Methodology
This page documents how Experiment 01 was run. The test machine was a [MACHINE SPEC — e.g. MacBook Pro M4 Pro, N GB unified memory]:
- macOS Tahoe 26.3
- Chrome 148.0.7778.97 (arm64 native)
- Firefox 150.0.1
- Safari (system, build current at the time of measurement)
Runs are performed with no other foreground applications open beyond the benchmark page itself.
Run-loop construction
Each measurement uses two layers of indirection from a naïve for loop.
The first layer is warm-up: 500 untimed iterations of the operation under test, run before any timing begins. These exist to push the JIT into steady state, populate caches, and trigger any library-internal lazy initialisation. The 500 figure isn’t arbitrary — for the simplest operations (Pretext arithmetic) about 50 are enough; for branchy paths (DOM measurement) 200–500 stabilises run-over-run. 500 is the conservative default.
The second layer is batched timing. Browsers reduce
performance.now() precision (Spectre mitigation) to ~100 µs in Chrome
and ~1 ms in Firefox and Safari. Sub-microsecond operations are
unmeasurable per call. Instead, batches of 1000 calls are timed
collectively, and the batch time divided by 1000:
const BATCH = 1000
const t0 = performance.now()
for (let j = 0; j < BATCH; j++) sink += measure()
const perCall = (performance.now() - t0) / BATCH
The sink variable exists to prevent V8 from eliminating dead-code
calls when the return value is unused. After the loop, sink is
checked against an impossible value (0xDEADBEEF) so the optimiser
is forced to keep the call.
Default config: warmup: 500, iterations: 1000, batchSize: 1000.
Per-experiment overrides are documented at the top of each experiment
page.
What gets reported
Each measurement reports three percentiles: p50 (median), p95, p99. Means are not reported — they hide tail behaviour, which for some operations is where the interesting story lives.
Cross-browser benchmarks always report three columns — Chrome (Blink), Firefox (Gecko), Safari (WebKit) — never an average. Browser engines have different cost models — averaging across them produces numbers that describe no real browser.
Build conditions
Every published number comes from a production build
(pnpm build && pnpm preview). Dev-mode numbers are useful only for
confirming the benchmark works at all; framework dev middleware adds
non-uniform overhead that can double measurements on small inputs while
disappearing on large ones (see Experiment 01 for the asymmetric case).
DevTools are kept fully closed during measurement.

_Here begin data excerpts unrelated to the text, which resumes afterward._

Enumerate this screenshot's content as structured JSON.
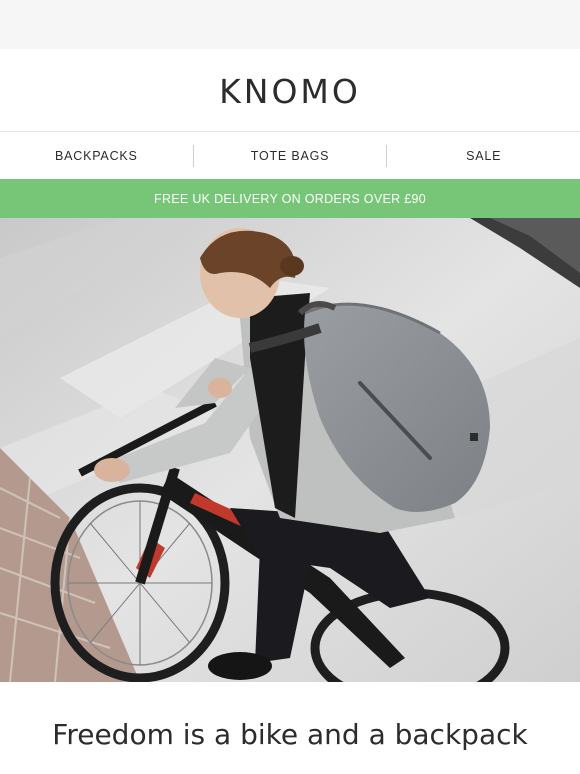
{
  "brand": {
    "name": "KNOMO"
  },
  "nav": {
    "items": [
      {
        "label": "BACKPACKS"
      },
      {
        "label": "TOTE BAGS"
      },
      {
        "label": "SALE"
      }
    ]
  },
  "banner": {
    "text": "FREE UK DELIVERY ON ORDERS OVER £90",
    "color": "#77c577"
  },
  "hero": {
    "headline": "Freedom is a bike and a backpack"
  }
}
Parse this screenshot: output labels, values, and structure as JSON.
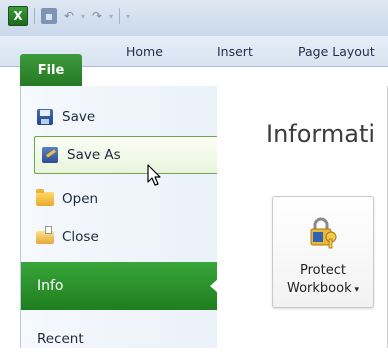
{
  "title_bar": {
    "app_icon_letter": "X",
    "quick_access": [
      "save-icon",
      "undo-icon",
      "redo-icon",
      "customize-icon"
    ]
  },
  "ribbon": {
    "file_tab": "File",
    "tabs": [
      "Home",
      "Insert",
      "Page Layout"
    ]
  },
  "backstage_nav": {
    "items": [
      {
        "label": "Save",
        "icon": "save-icon"
      },
      {
        "label": "Save As",
        "icon": "save-as-icon"
      },
      {
        "label": "Open",
        "icon": "open-folder-icon"
      },
      {
        "label": "Close",
        "icon": "close-folder-icon"
      },
      {
        "label": "Info"
      },
      {
        "label": "Recent"
      }
    ],
    "selected": "Info",
    "hovered": "Save As"
  },
  "main": {
    "title": "Informati",
    "protect_button": {
      "line1": "Protect",
      "line2": "Workbook"
    }
  },
  "colors": {
    "accent_green": "#247a22",
    "ribbon_blue": "#d7e3f1"
  }
}
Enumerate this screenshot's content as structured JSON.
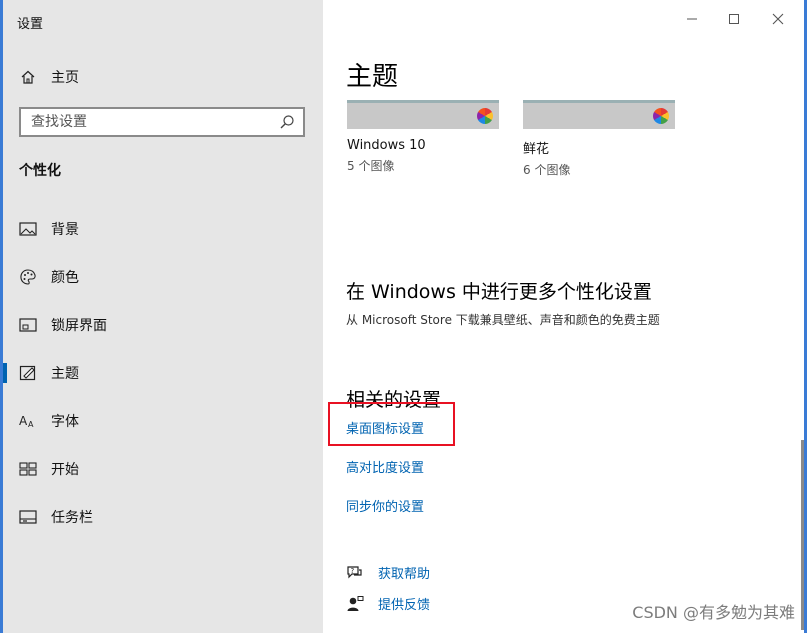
{
  "window": {
    "title": "设置"
  },
  "sidebar": {
    "home_label": "主页",
    "search_placeholder": "查找设置",
    "section_title": "个性化",
    "items": [
      {
        "label": "背景",
        "icon": "picture-icon"
      },
      {
        "label": "颜色",
        "icon": "palette-icon"
      },
      {
        "label": "锁屏界面",
        "icon": "lock-screen-icon"
      },
      {
        "label": "主题",
        "icon": "theme-icon",
        "active": true
      },
      {
        "label": "字体",
        "icon": "font-icon"
      },
      {
        "label": "开始",
        "icon": "start-icon"
      },
      {
        "label": "任务栏",
        "icon": "taskbar-icon"
      }
    ]
  },
  "main": {
    "title": "主题",
    "themes": [
      {
        "name": "Windows 10",
        "count": "5 个图像"
      },
      {
        "name": "鲜花",
        "count": "6 个图像"
      }
    ],
    "more": {
      "heading": "在 Windows 中进行更多个性化设置",
      "subtext": "从 Microsoft Store 下载兼具壁纸、声音和颜色的免费主题"
    },
    "related": {
      "heading": "相关的设置",
      "links": [
        "桌面图标设置",
        "高对比度设置",
        "同步你的设置"
      ]
    },
    "help": {
      "get_help": "获取帮助",
      "feedback": "提供反馈"
    }
  },
  "watermark": "CSDN @有多勉为其难",
  "colors": {
    "accent": "#0063b1",
    "sidebar_bg": "#e6e6e6",
    "highlight": "#e81123"
  }
}
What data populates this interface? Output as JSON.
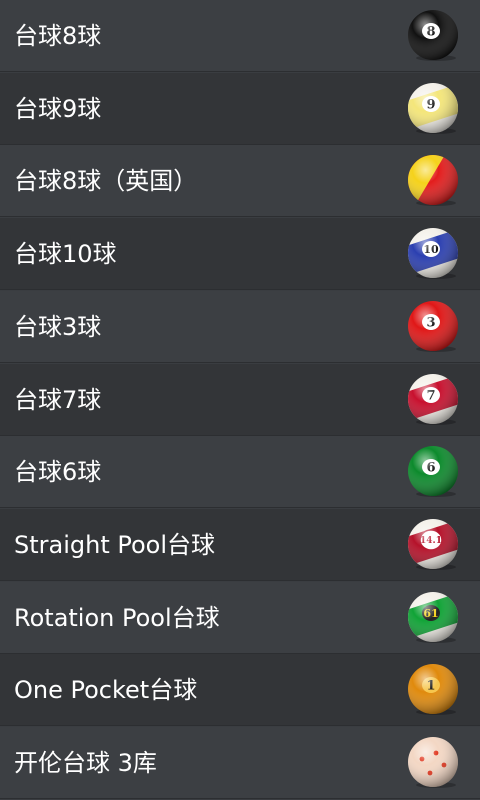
{
  "game_list": {
    "items": [
      {
        "label": "台球8球",
        "ball": {
          "icon": "eight-ball-icon",
          "number": "8",
          "style": "solid",
          "color": "#111111",
          "dot": "#ffffff",
          "dot_text": "#111111"
        }
      },
      {
        "label": "台球9球",
        "ball": {
          "icon": "nine-ball-icon",
          "number": "9",
          "style": "stripe",
          "color": "#f4e67a",
          "dot": "#ffffff",
          "dot_text": "#111111"
        }
      },
      {
        "label": "台球8球（英国）",
        "ball": {
          "icon": "uk-pool-ball-icon",
          "number": "",
          "style": "split",
          "color": "#e31c1c",
          "color2": "#f5d21b",
          "dot": "",
          "dot_text": ""
        }
      },
      {
        "label": "台球10球",
        "ball": {
          "icon": "ten-ball-icon",
          "number": "10",
          "style": "stripe",
          "color": "#2b3fb0",
          "dot": "#ffffff",
          "dot_text": "#111111"
        }
      },
      {
        "label": "台球3球",
        "ball": {
          "icon": "three-ball-icon",
          "number": "3",
          "style": "solid",
          "color": "#e01717",
          "dot": "#ffffff",
          "dot_text": "#111111"
        }
      },
      {
        "label": "台球7球",
        "ball": {
          "icon": "seven-ball-icon",
          "number": "7",
          "style": "stripe",
          "color": "#c8102e",
          "dot": "#ffffff",
          "dot_text": "#111111"
        }
      },
      {
        "label": "台球6球",
        "ball": {
          "icon": "six-ball-icon",
          "number": "6",
          "style": "solid",
          "color": "#0c8a2c",
          "dot": "#ffffff",
          "dot_text": "#111111"
        }
      },
      {
        "label": "Straight Pool台球",
        "ball": {
          "icon": "straight-pool-ball-icon",
          "number": "14.1",
          "style": "stripe",
          "color": "#b5122a",
          "dot": "#ffffff",
          "dot_text": "#b5122a"
        }
      },
      {
        "label": "Rotation Pool台球",
        "ball": {
          "icon": "rotation-pool-ball-icon",
          "number": "61",
          "style": "stripe",
          "color": "#10a336",
          "dot": "#222222",
          "dot_text": "#f5d21b"
        }
      },
      {
        "label": "One Pocket台球",
        "ball": {
          "icon": "one-pocket-ball-icon",
          "number": "1",
          "style": "solid",
          "color": "#e08a0c",
          "dot": "#f6c54a",
          "dot_text": "#111111"
        }
      },
      {
        "label": "开伦台球 3库",
        "ball": {
          "icon": "carom-ball-icon",
          "number": "",
          "style": "carom",
          "color": "#f3d7c4",
          "dot": "#e0341c",
          "dot_text": ""
        }
      }
    ]
  }
}
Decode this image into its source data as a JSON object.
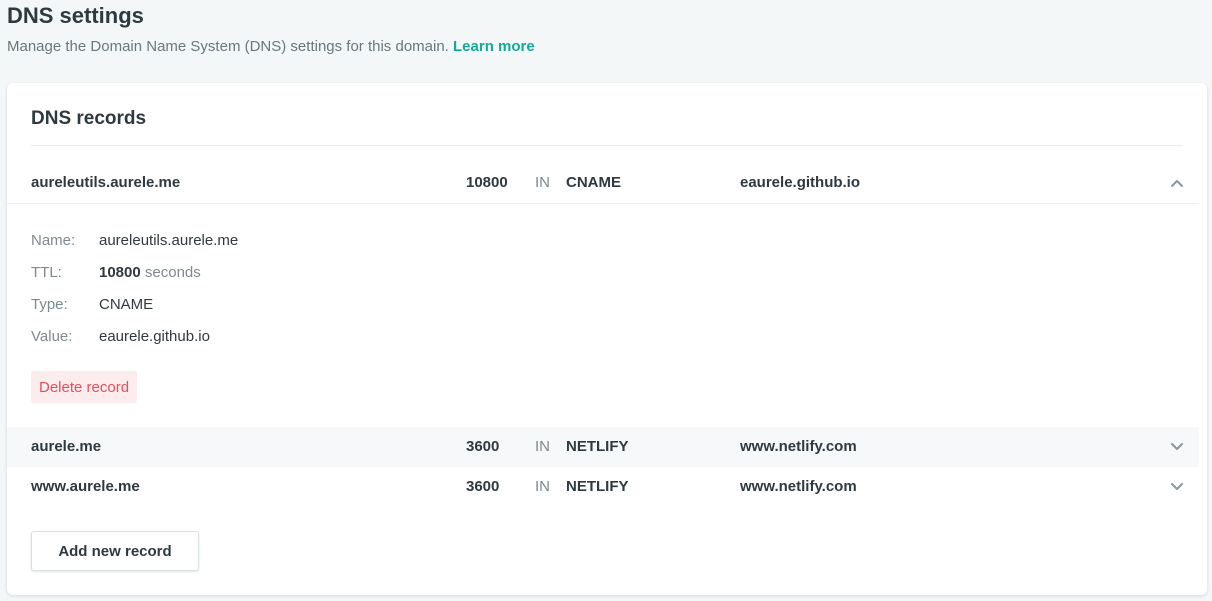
{
  "header": {
    "title": "DNS settings",
    "description": "Manage the Domain Name System (DNS) settings for this domain.",
    "learn_more": "Learn more"
  },
  "card": {
    "title": "DNS records"
  },
  "records": [
    {
      "name": "aureleutils.aurele.me",
      "ttl": "10800",
      "class": "IN",
      "type": "CNAME",
      "value": "eaurele.github.io",
      "expanded": true
    },
    {
      "name": "aurele.me",
      "ttl": "3600",
      "class": "IN",
      "type": "NETLIFY",
      "value": "www.netlify.com",
      "expanded": false
    },
    {
      "name": "www.aurele.me",
      "ttl": "3600",
      "class": "IN",
      "type": "NETLIFY",
      "value": "www.netlify.com",
      "expanded": false
    }
  ],
  "details": {
    "name_label": "Name:",
    "name_value": "aureleutils.aurele.me",
    "ttl_label": "TTL:",
    "ttl_value": "10800",
    "ttl_unit": "seconds",
    "type_label": "Type:",
    "type_value": "CNAME",
    "value_label": "Value:",
    "value_value": "eaurele.github.io",
    "delete_label": "Delete record"
  },
  "actions": {
    "add_label": "Add new record"
  },
  "icons": {
    "expanded_chevron": "chevron-up-icon",
    "collapsed_chevron": "chevron-down-icon"
  },
  "colors": {
    "accent": "#15a99a",
    "danger": "#e2505f",
    "danger_bg": "#fdeced",
    "text": "#2e3a3f",
    "muted": "#7d8a8f"
  }
}
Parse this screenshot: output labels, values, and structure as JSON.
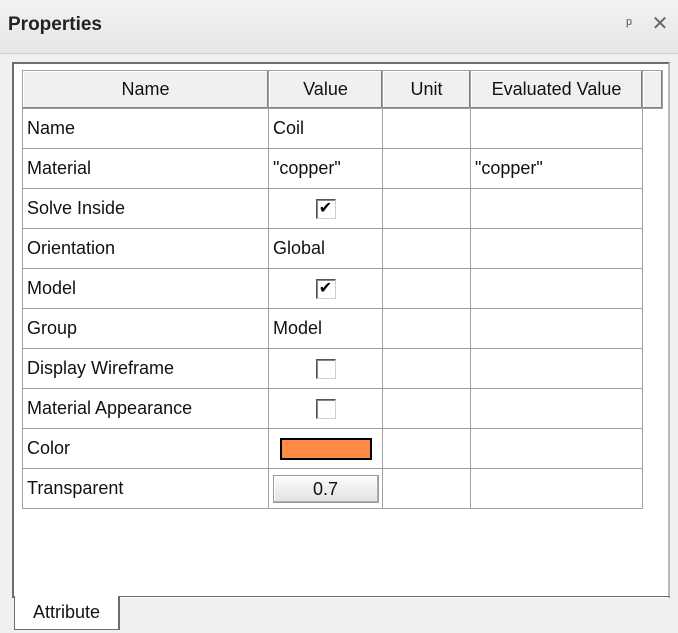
{
  "panel": {
    "title": "Properties",
    "pin_icon": "pin-icon",
    "close_icon": "close-icon"
  },
  "table": {
    "columns": [
      "Name",
      "Value",
      "Unit",
      "Evaluated Value"
    ],
    "rows": [
      {
        "name": "Name",
        "value": "Coil",
        "unit": "",
        "evaluated": ""
      },
      {
        "name": "Material",
        "value": "\"copper\"",
        "unit": "",
        "evaluated": "\"copper\""
      },
      {
        "name": "Solve Inside",
        "value": "✔",
        "unit": "",
        "evaluated": ""
      },
      {
        "name": "Orientation",
        "value": "Global",
        "unit": "",
        "evaluated": ""
      },
      {
        "name": "Model",
        "value": "✔",
        "unit": "",
        "evaluated": ""
      },
      {
        "name": "Group",
        "value": "Model",
        "unit": "",
        "evaluated": ""
      },
      {
        "name": "Display Wireframe",
        "value": "",
        "unit": "",
        "evaluated": ""
      },
      {
        "name": "Material Appearance",
        "value": "",
        "unit": "",
        "evaluated": ""
      },
      {
        "name": "Color",
        "value": "",
        "unit": "",
        "evaluated": ""
      },
      {
        "name": "Transparent",
        "value": "0.7",
        "unit": "",
        "evaluated": ""
      }
    ],
    "color_swatch": "#ff8a45"
  },
  "tabs": [
    {
      "label": "Attribute",
      "active": true
    }
  ]
}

DevTools-open p99s can be 50–70× worse than DevTools-closed p99s for sub-microsecond operations (also documented in Experiment 01). When this matters, it’s called out per measurement.
Incognito mode is used optionally — on the test machine, the difference vs. a regular profile was within ±2%. With heavier extension loads this could differ; if a measurement looks suspicious, an incognito re-run is the first sanity check.
Out of scope (for now)
This lab measures single-call costs of layout-related operations across browsers. It does not currently measure:
- Bundle-size impact of the libraries under test
- Memory pressure under sustained load
- Real-world rendering performance with frame-budget constraints
- Server-side rendering and hydration paths
- Mobile devices (any kind)
- Accessibility-tree integrity
These boundaries are explicit so readers can decide whether the numbers here are load-bearing for their use case. Some of them may come into scope for later experiments — when they do, this page will note it.